Bu sefer tam dibine sıktım silahı.
Pan:
-Cebimde.
Hestia:
-Teşekkürler!

Eğilip cebindeki taşı çıkardım.
Hestia:
-Bu element kristali değil. Çünkü ateş erkeğimiz yok ve görevini yapmadı. Bu da demek oluyor ki yeni bir ateş erkeği bulana kadar element kristalini alamayacağız. Peki bizim ateş erkeğimize ne oldu Pan? Dur ben söyleyeyim.

Silahı bir kez olsun düşünmeden kafasında patlattım. Gülmeye başladım. Delirdiğimi hissedebiliyordum.

Hestia:
-Ve bum! İşte bu oldu. Tam alnının çatından. Başka isteyen var mı?
Doris:
-Hephaistos'a bu olmadı ki-
Hestia:
-Sesini kesmezsen, sana olur ama! Ah, Alpheus keşke anneannen de burada olsaydı. Ona da bunu yapmayı çok isterdim. Neyse ki şanslı biriymiş.
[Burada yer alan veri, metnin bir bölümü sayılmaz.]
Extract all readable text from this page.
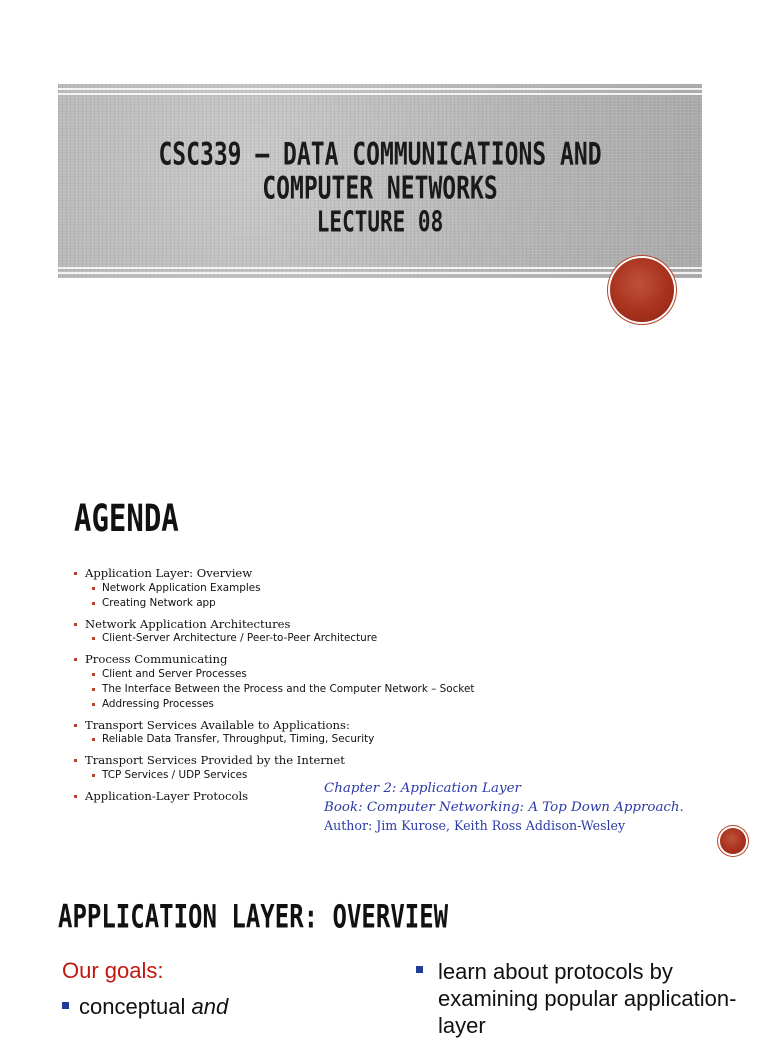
CSC339 – DATA COMMUNICATIONS AND
COMPUTER NETWORKS
LECTURE 08
AGENDA
Application Layer: Overview
Network Application Examples
Creating Network app
Network Application Architectures
Client-Server Architecture / Peer-to-Peer Architecture
Process Communicating
Client and Server Processes
The Interface Between the Process and the Computer Network – Socket
Addressing Processes
Transport Services Available to Applications:
Reliable Data Transfer, Throughput, Timing, Security
Transport Services Provided by the Internet
TCP Services / UDP Services
Application-Layer Protocols	Chapter 2: Application Layer
Book: Computer Networking: A Top Down Approach.
Author: Jim Kurose, Keith Ross Addison-Wesley
APPLICATION LAYER: OVERVIEW
Our goals:
conceptual and
learn about protocols by examining popular application-layer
Hiç kimse şoktan ve korkudan ağzını açamıyordu. Aslına bakılırsa ben de kendime şaşırıyordum.
Pan'i orada öylece bırakıp Elpis'in karşısına geçtim. Bu sefer de silahı ona doğrulttum.
Hestia:
-Konuş. Daha demin son nefesini veren kişi senin neyin oluyordu?
Elpis:
-Hestia sakin ol. Kendine gelmen gerekiyor.
Hestia:
-Soruma cevap ver!
Elpis:
-Biz Pan'le önceden evliydik.

Diğerlerine döndüm.
Hestia:
-Şaşırttı di mi? Ama beni daha çok şaşırtan şeyler olmuştu.

Tekrar Elpis'e döndüm.
Hestia:
-Helios senin oğlun oluyor yani. Bazı huyları dışında hiç sana çekmemiş. E devam et! Niye ayrıldınız?
Elpis:
-Pan kötü olmayı seçti çünkü.
Hestia:
-İyilik için aşkımı ve oğlumu terk ettim diyorsun yani. Peki senin gücün ne?
Elpis:
-Ateş elementine sahibim.
Hestia:
-Bu nasıl olabilir? Senin ölmüş olman gerekiyordu.
Elpis:
-Gerçek ateş elementi değilim ben. Sadece bu güce sahibim o kadar.
Hestia:
-Anladım. Bu durumda Helios da bir melez. Hipnoz ve ateş gücüne sahip bir melez hem de. Ama bizim bir işimize yaramayacak. Çünkü asıl ateş erkeği vardı ve öldü.
Elpis:
-Ne kadar isteseniz bile işinize yaramaz. Çünkü asıl gücü hipnoz. Ateş elementinin yerine geçmek isteyeceğini sanmıyorum.
Hestia:
-Zaten şimdiden sonra bunlar beni ilgilendirmiyor.

Kimseyle göz teması kurmadan Helios'un yanına çıktım.
Hestia:
-Diğerlerinin yanına geç.

Helios dediğimi yaptı. Artık yerde hareket etmeden yatan Pan de dahil herkesi aynı anda görebiliyordum.